20 July 2012

OIP Derangement Syndrome: The Dark Knight Rises Edition

In 1993, Dennis O’Neil and the Batman team at DC Comics envisioned a long story of the Dark Knight meeting his match and having to retire from crime-fighting for a while. This story got the overall title of Knightfall.

What villain would be worthy of breaking Batman’s back? As with the concurrent “Death of Superman” storyline, the company thought that job called for a completely new character. Writer Chuck Dixon and artist Graham Nolan came up with Bane. He wore the full-face mask of a Mexican luchador wrestler and pumped himself up with a steroid-like drug called “venom” (thus making his victory over Batman a cheat). The name Bane reflects the character’s function within Knightfall: he was the bane of Batman’s existence and his name an abridgement of “Bruce Wayne.”

Knightfall led to a character named Azrael taking over as Batman and going crazy with great power and responsibility, to the Robin solo series, and eventually to Dick Grayson wearing the cape and cowl for a while in Batman: Prodigal. It remains one of the most popular Batman sagas, recently reprinted.

Bane has also remained a formidable villain. He’s smart as well as muscular, and knows Bruce Wayne’s secret. His upbringing, as a poor boy in a horrible prison, is the mirror image of Wayne’s privilege and creates natural sympathy. In subsequent stories, Bane teamed up with the Batman family. After Batman appeared to die, he even toyed with the possibility of taking the Caped Crusader’s place.

The character of Bane has also appeared in other media, including nearly all the DC television cartoons, several videogames, and the 1997 Batman and Robin movie. A few years ago, writer-director Christopher Nolan decided to make Bane, as played by Tom Hardy, one of the main villains of his highly-anticipated The Dark Knight Rises, opening today.

Earlier this week right-wing commentators began to speculate about what that character’s visibility might mean to the presidential candidacy of Mitt Romney, until 2002 the chief executive and sole stockholder of Bain Capital.

Dixon, a vocal political conservative, wrote on his website that any connection was “Ridiculous…Tho’ I got a cold feeling in the pit of my stomach that Rush may pick up on this.” (Dixon gave similar comments to Comicbook.com.)

And indeed Rush Limbaugh felt the need to comment on Bane. One might think that he’d feel some affinity for a drug-dependent character, or notice that the story of a heroic multimillionaire might make moviegoers more willing to admire Romney.

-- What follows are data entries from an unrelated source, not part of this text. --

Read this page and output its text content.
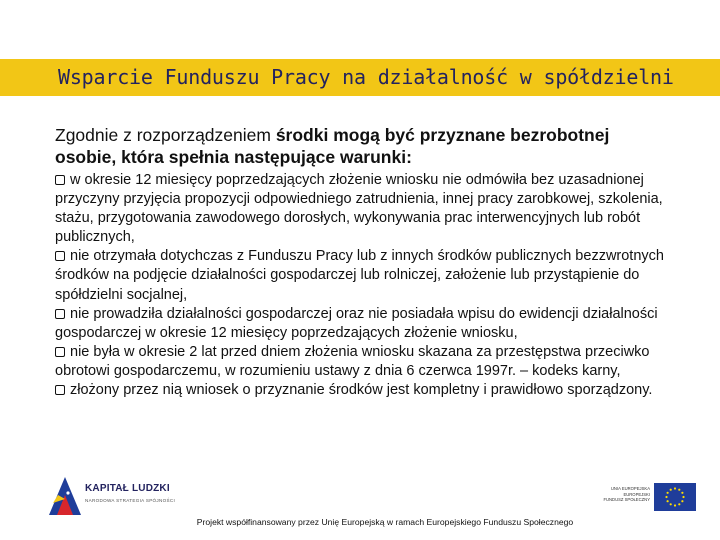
Wsparcie Funduszu Pracy na działalność w spółdzielni
Zgodnie z rozporządzeniem środki mogą być przyznane bezrobotnej osobie, która spełnia następujące warunki:
w okresie 12 miesięcy poprzedzających złożenie wniosku nie odmówiła bez uzasadnionej przyczyny przyjęcia propozycji odpowiedniego zatrudnienia, innej pracy zarobkowej, szkolenia, stażu, przygotowania zawodowego dorosłych, wykonywania prac interwencyjnych lub robót publicznych,
nie otrzymała dotychczas z Funduszu Pracy lub z innych środków publicznych bezzwrotnych środków na podjęcie działalności gospodarczej lub rolniczej, założenie lub przystąpienie do spółdzielni socjalnej,
nie prowadziła działalności gospodarczej oraz nie posiadała wpisu do ewidencji działalności gospodarczej w okresie 12 miesięcy poprzedzających złożenie wniosku,
nie była w okresie 2 lat przed dniem złożenia wniosku skazana za przestępstwa przeciwko obrotowi gospodarczemu, w rozumieniu ustawy z dnia 6 czerwca 1997r. – kodeks karny,
złożony przez nią wniosek o przyznanie środków jest kompletny i prawidłowo sporządzony.
KAPITAŁ LUDZKI
NARODOWA STRATEGIA SPÓJNOŚCI
UNIA EUROPEJSKA
EUROPEJSKI
FUNDUSZ SPOŁECZNY
Projekt współfinansowany przez Unię Europejską w ramach Europejskiego Funduszu Społecznego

Instead, Limbaugh let his paranoia flow. “Do you think that it is accidental that the name of the really vicious fire breathing four eyed whatever it is villain in this movie is named Bane?” he asked, according to his own transcript. He declared that “a lot of brain-dead people, entertainment, the pop culture crowd” would indeed connect Bane and Bain when they voted. “You may think it's ridiculous, I’m just telling you this is the kind of stuff the Obama team is lining up.”

Of course, this conspiracy theory has no historical or logical basis. Limbaugh could have easily dismissed it. But he couldn’t resist any chance to say bad things about President Barack Obama. As has been clear for years now, the racist blowhard suffers from OIP Derangement Syndrome.